Mandatary Documents Of Iso 22301 Business Continuity Management System

By Author: John
Total Articles: 266
Comment this article

ISO 22301 Business continuity management systems – Requirements, will help organizations, regardless of their size, location or activity, to be well prepared and more assured to handle trouble of any type. Incidents can disturb an organization at any time and applying ISO 22301 will confirm that organizations can respond and continue its operations. Incidents take many forms ranging from large scale natural disasters and acts of terror to technology-associated accidents and environmental occurrences. However, maximum incidents are small but can have an important impact and that makes business continuity management appropriate at all times. This has led to a global awareness that organizations in the public and private sectors must know how to prepare for and respond to surprising and disruptive incidents.
ISO 22301 delivers a framework to plan, establish, implement, operate, monitor, review, maintain and constantly improve a business continuity management system (BCMS). It is probable to help organizations protect against, prepare for, respond to, and recover when disorderly incidents arise. Organizations applying ISO ...
... 22301 will be able to prove to legislators, regulators, clients, prospective customers and other interested parties that they are obeying to good practice in Business continuity management. ISO 22301 will assistance organizations in the design of a Business Continuity Management System that is proper to its requirements and encounters its stakeholders’ necessities.

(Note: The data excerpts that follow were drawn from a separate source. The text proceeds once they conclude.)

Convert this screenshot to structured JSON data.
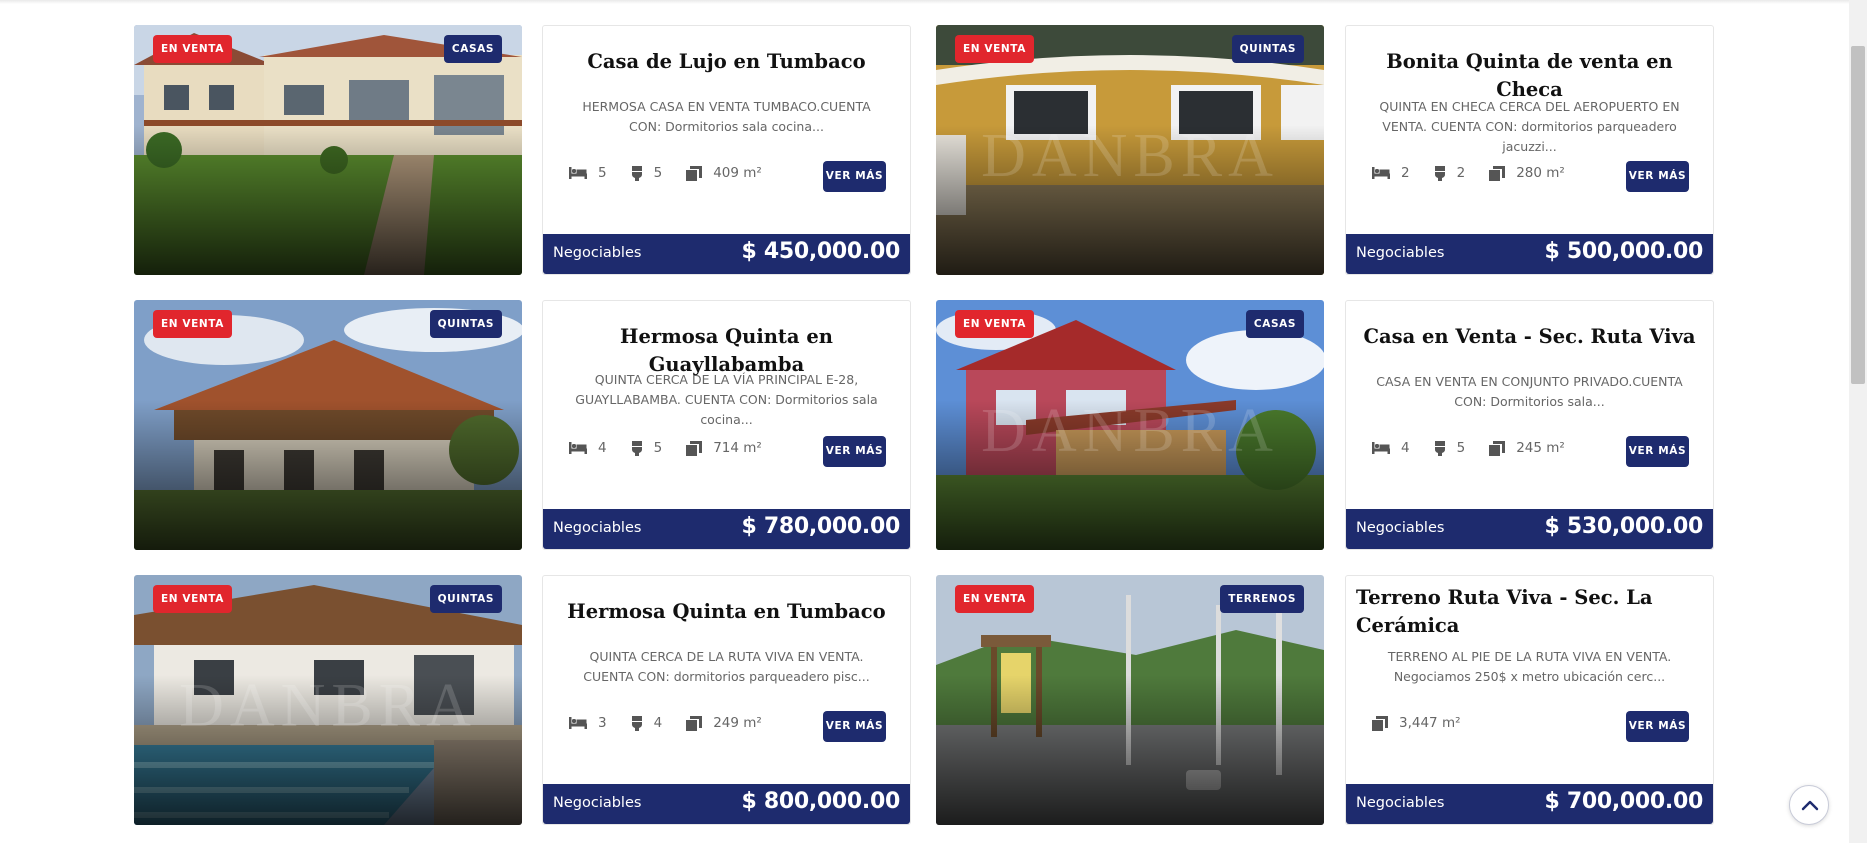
{
  "page": {
    "scroll_top_label": "Volver arriba"
  },
  "listings": [
    {
      "status": "EN VENTA",
      "type": "CASAS",
      "watermark": "",
      "title": "Casa de Lujo en Tumbaco",
      "description": "HERMOSA CASA EN VENTA TUMBACO.CUENTA CON: Dormitorios sala cocina...",
      "bedrooms": "5",
      "bathrooms": "5",
      "area": "409 m²",
      "button": "VER MÁS",
      "negotiable": "Negociables",
      "price": "$ 450,000.00"
    },
    {
      "status": "EN VENTA",
      "type": "QUINTAS",
      "watermark": "DANBRA",
      "title": "Bonita Quinta de venta en Checa",
      "description": "QUINTA EN CHECA CERCA DEL AEROPUERTO EN VENTA. CUENTA CON: dormitorios parqueadero jacuzzi...",
      "bedrooms": "2",
      "bathrooms": "2",
      "area": "280 m²",
      "button": "VER MÁS",
      "negotiable": "Negociables",
      "price": "$ 500,000.00"
    },
    {
      "status": "EN VENTA",
      "type": "QUINTAS",
      "watermark": "",
      "title": "Hermosa Quinta en Guayllabamba",
      "description": "QUINTA CERCA DE LA VÍA PRINCIPAL E-28, GUAYLLABAMBA. CUENTA CON: Dormitorios sala cocina...",
      "bedrooms": "4",
      "bathrooms": "5",
      "area": "714 m²",
      "button": "VER MÁS",
      "negotiable": "Negociables",
      "price": "$ 780,000.00"
    },
    {
      "status": "EN VENTA",
      "type": "CASAS",
      "watermark": "DANBRA",
      "title": "Casa en Venta - Sec. Ruta Viva",
      "description": "CASA EN VENTA EN CONJUNTO PRIVADO.CUENTA CON: Dormitorios sala...",
      "bedrooms": "4",
      "bathrooms": "5",
      "area": "245 m²",
      "button": "VER MÁS",
      "negotiable": "Negociables",
      "price": "$ 530,000.00"
    },
    {
      "status": "EN VENTA",
      "type": "QUINTAS",
      "watermark": "DANBRA",
      "title": "Hermosa Quinta en Tumbaco",
      "description": "QUINTA CERCA DE LA RUTA VIVA EN VENTA. CUENTA CON: dormitorios parqueadero pisc...",
      "bedrooms": "3",
      "bathrooms": "4",
      "area": "249 m²",
      "button": "VER MÁS",
      "negotiable": "Negociables",
      "price": "$ 800,000.00"
    },
    {
      "status": "EN VENTA",
      "type": "TERRENOS",
      "watermark": "",
      "title": "Terreno Ruta Viva - Sec. La Cerámica",
      "description": "TERRENO AL PIE DE LA RUTA VIVA EN VENTA. Negociamos 250$ x metro ubicación cerc...",
      "area": "3,447 m²",
      "button": "VER MÁS",
      "negotiable": "Negociables",
      "price": "$ 700,000.00"
    }
  ],
  "colors": {
    "brand_navy": "#1e2b6e",
    "status_red": "#e1262d"
  },
  "icons": [
    "bed-icon",
    "toilet-icon",
    "area-icon",
    "chevron-up-icon"
  ]
}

These needs are shaped by legal, regulatory, organizational and industry factors, the organization's products and services, its size and structure, its processes, and its stakeholders.
List of ISO 22301 Mandatory Documents:
• List of legal, regulatory and other requirements.

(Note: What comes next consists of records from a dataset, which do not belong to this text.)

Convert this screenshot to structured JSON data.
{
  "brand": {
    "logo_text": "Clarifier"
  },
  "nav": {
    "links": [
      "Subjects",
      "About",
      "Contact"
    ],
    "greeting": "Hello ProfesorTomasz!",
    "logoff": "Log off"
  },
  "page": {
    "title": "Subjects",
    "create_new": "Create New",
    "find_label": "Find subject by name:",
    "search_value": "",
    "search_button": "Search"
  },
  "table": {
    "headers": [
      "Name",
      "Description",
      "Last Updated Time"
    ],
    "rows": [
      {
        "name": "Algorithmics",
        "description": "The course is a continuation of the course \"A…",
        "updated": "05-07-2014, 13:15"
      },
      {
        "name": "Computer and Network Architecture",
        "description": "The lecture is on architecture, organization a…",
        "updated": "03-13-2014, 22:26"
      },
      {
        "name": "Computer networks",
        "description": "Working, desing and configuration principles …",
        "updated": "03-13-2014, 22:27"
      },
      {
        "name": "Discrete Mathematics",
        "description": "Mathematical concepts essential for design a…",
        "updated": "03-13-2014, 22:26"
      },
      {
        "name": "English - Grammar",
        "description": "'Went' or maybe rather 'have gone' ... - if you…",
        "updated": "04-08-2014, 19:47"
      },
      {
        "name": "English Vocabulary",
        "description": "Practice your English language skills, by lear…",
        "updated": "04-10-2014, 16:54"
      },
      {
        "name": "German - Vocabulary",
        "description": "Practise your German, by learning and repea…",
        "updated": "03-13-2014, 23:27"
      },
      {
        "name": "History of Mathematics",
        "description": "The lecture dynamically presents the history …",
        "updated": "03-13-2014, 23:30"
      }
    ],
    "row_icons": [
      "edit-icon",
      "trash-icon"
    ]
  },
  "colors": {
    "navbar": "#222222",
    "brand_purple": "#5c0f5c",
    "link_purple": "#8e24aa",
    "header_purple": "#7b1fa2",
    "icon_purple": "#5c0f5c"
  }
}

• Scope of the BCMS and explanation of exclusions.
• Business continuity policy.
• Business continuity objectives.
• Competencies of personnel.
• Business continuity plans and procedures.

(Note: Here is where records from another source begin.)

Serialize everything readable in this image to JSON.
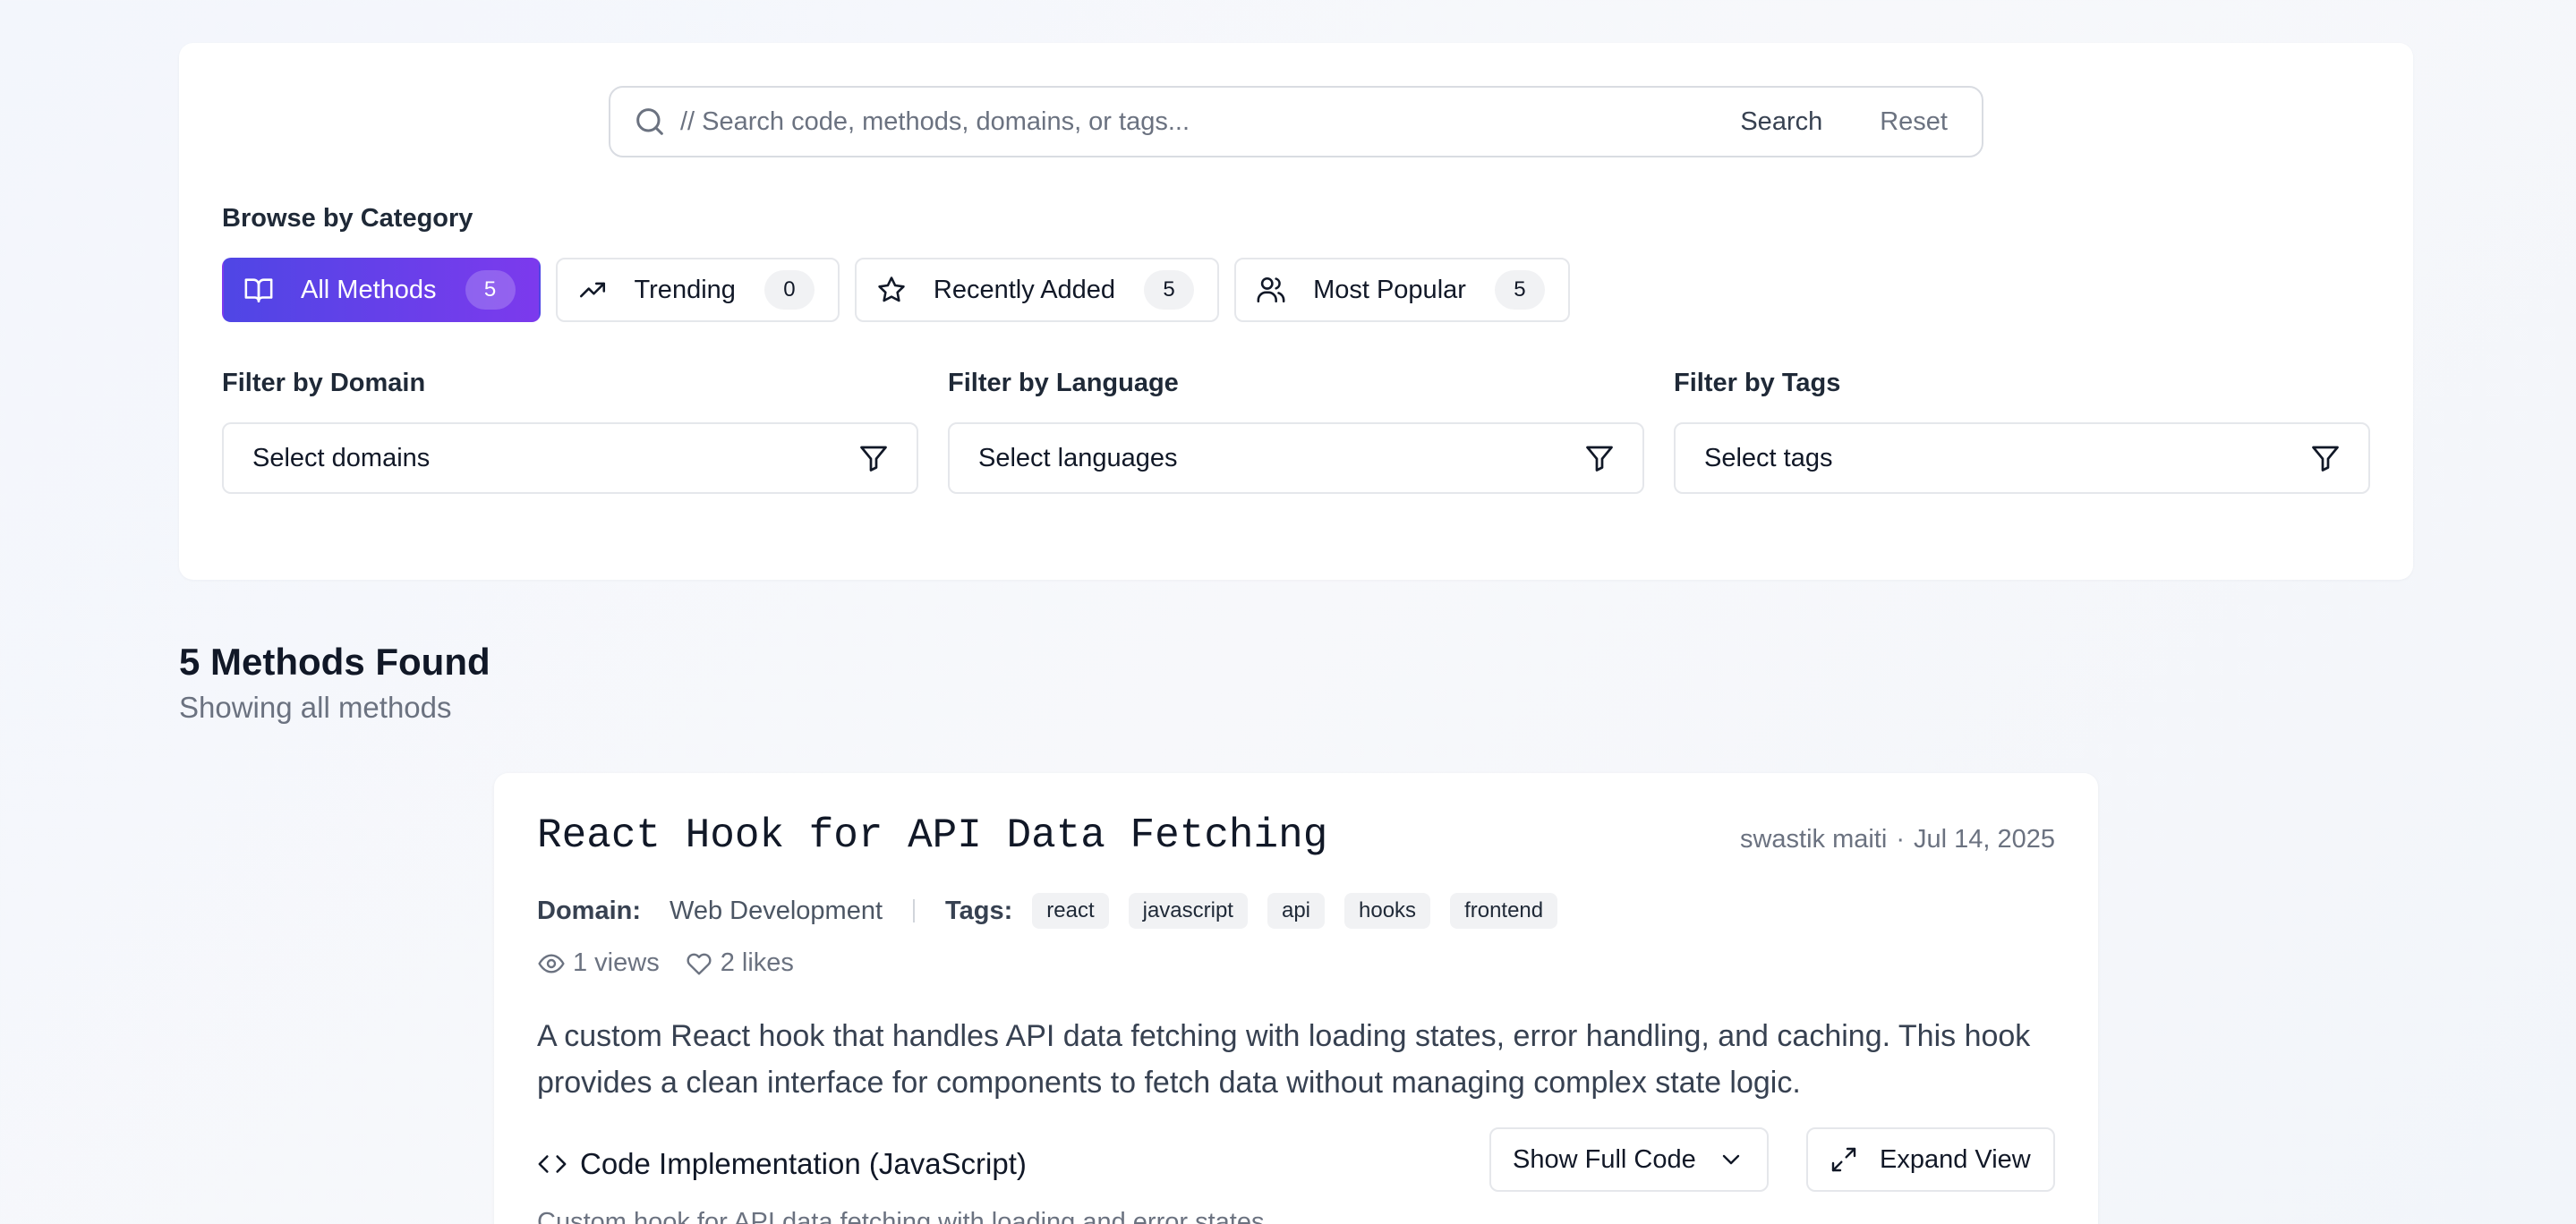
{
  "search": {
    "placeholder": "// Search code, methods, domains, or tags...",
    "value": "",
    "search_label": "Search",
    "reset_label": "Reset",
    "icon": "search-icon"
  },
  "browse": {
    "heading": "Browse by Category",
    "categories": [
      {
        "label": "All Methods",
        "count": "5",
        "icon": "book-open-icon",
        "active": true
      },
      {
        "label": "Trending",
        "count": "0",
        "icon": "trending-up-icon",
        "active": false
      },
      {
        "label": "Recently Added",
        "count": "5",
        "icon": "star-icon",
        "active": false
      },
      {
        "label": "Most Popular",
        "count": "5",
        "icon": "users-icon",
        "active": false
      }
    ]
  },
  "filters": {
    "domain": {
      "label": "Filter by Domain",
      "value": "Select domains"
    },
    "language": {
      "label": "Filter by Language",
      "value": "Select languages"
    },
    "tags": {
      "label": "Filter by Tags",
      "value": "Select tags"
    }
  },
  "results": {
    "title": "5 Methods Found",
    "subtitle": "Showing all methods"
  },
  "card": {
    "title": "React Hook for API Data Fetching",
    "author": "swastik maiti",
    "dot": "·",
    "date": "Jul 14, 2025",
    "domain_label": "Domain:",
    "domain": "Web Development",
    "tags_label": "Tags:",
    "tags": [
      "react",
      "javascript",
      "api",
      "hooks",
      "frontend"
    ],
    "views": "1 views",
    "likes": "2 likes",
    "description": "A custom React hook that handles API data fetching with loading states, error handling, and caching. This hook provides a clean interface for components to fetch data without managing complex state logic.",
    "code_heading": "Code Implementation (JavaScript)",
    "show_code_label": "Show Full Code",
    "expand_label": "Expand View",
    "code_caption": "Custom hook for API data fetching with loading and error states"
  },
  "colors": {
    "accent_start": "#4f46e5",
    "accent_end": "#7c3aed",
    "muted_text": "#6b7280"
  }
}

• Documented communication with interested parties.
• Records of significant information about the disruption, actions taken and decisions made.
• Data and results of monitoring and measurement.
• Internal audit program.
• Results of internal audit.
• Results of management review.
• Nature of nonconformities and actions taken.
• Results of corrective actions.
Commonly used non-mandatory BCMS documents and records:
The list of ISO 22301 documents generally doesn’t end with the checklist of ISO 22301 mandatory documentation above. In most cases, also use these documents, even though they are not strictly essential by the standard:
• Procedure for identification of appropriate legal and regulatory requirements.
• Implementation plan for achieving the business continuity objectives.
• Training and awareness plan.
• Procedure for control of documented information.
• Contracts and service level agreements with suppliers and outsourcing partners.
• Procedure for business impact analysis and risk assessment.
• Results of business impact analysis.
• Results of risk assessment.
• Strategies and solutions for business continuity.
• Incident scenarios.
• Exercise and testing plans.
• Post-exercise reports.
• Results of post-incident review.
• Procedures for monitoring, measurement, analysis and evaluation.
• Procedure for internal audit.
• Procedure for corrective action.
Some requirements can be documented through some other documents. One example of this is determining the context of the organization, while it is not mandatory can be documented through List of legal, regulatory and other requirements, Business continuity policy, etc. On the other hand, combine some of these documents into a single document (especially for smaller company). For example, report the results of business impact analysis and of risk assessment through the Business continuity strategy.